Did pork cutlets kill Mozart?

greenspun.com : LUSENET : Unk's Wild Wild West : One Thread

Did pork cutlets kill Mozart?

CHICAGO (Reuters) - The premature death at age 35 of composer Wolfgang Amadeus Mozart, who by one account was poisoned by envious rival Antonio Salieri, might have been a simple case of the genius eating a meal of bad pork cutlets.

University of Washington researcher Jan Hirschmann, writing in the latest issue of Archives of Internal Medicine (news - web sites), suggested Mozart's reported symptoms, including fever and swollen limbs, fit those for trichinosis, a parasitic worm that invades the body's tissues through infected meat.

And Mozart in a letter written to his wife Constanze two months before his death on Dec. 5, 1791, enthusiastically anticipated a meal of pork cutlets, Hirschmann wrote.

``What do I smell? ... Pork cutlets! Che gusto. I eat to your health,'' said his letter of Oct. 7.

Trichinosis was not even recognized until some 50 years later, Hirschmann said, and Mozart's treatment by two of the best doctors in Vienna was also less than ideal: bloodletting and cold compresses to quell his fever.

Hirschmann dissected previous theories about various illnesses or conspiracies thought to be behind the composer's untimely death in the report published Tuesday.

He offered evidence undermining the widely-known theory that court composer Salieri made a death bed confession that he poisoned his more-talented rival out of envy. Salieri told a pupil of his that the rumor he poisoned Mozart was ``absurd.''

Hirschmann also discounted the possibility that Mozart accidentally overdosed on mercury often used to treat syphilis, because his symptoms did not fit.

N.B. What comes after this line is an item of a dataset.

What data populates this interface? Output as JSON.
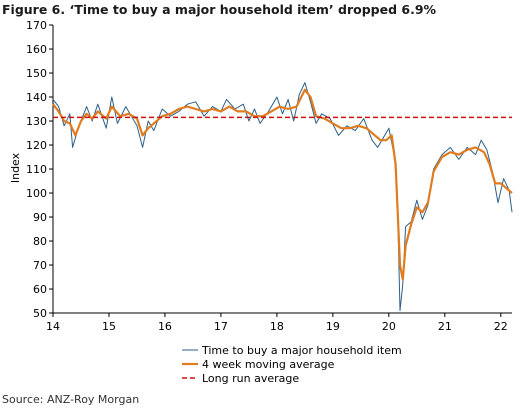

Hirschmann also unmasks the anonymous patron who commissioned Mozart's last work, ``Requiem,'' who was supposedly sent by Salieri or some other villain to push him to exhaustion. The patron was Count Franz von Walsegg-Stuppach, an amateur composer who wanted to take credit for the work as a tribute to his deceased wife.

In any case, any theory about the cause of Mozart's death will almost certainly never be confirmed, Hirschmann wrote. Mozart's grave was dug up to make room for another corpse as was the custom at the time and his remains were scattered.

-- (news@to.me), June 13, 2001

Answers

Pauper's graves indeed get tossed and that might rob us of an answer here. Still, this hypothesis (revealed first in Science News) looks pretty good.

-- Carlos (riffraff@cybertime.net), June 14, 2001.

Cherri the flying pig sat on Mozart. Poor guy didnt stand a chance.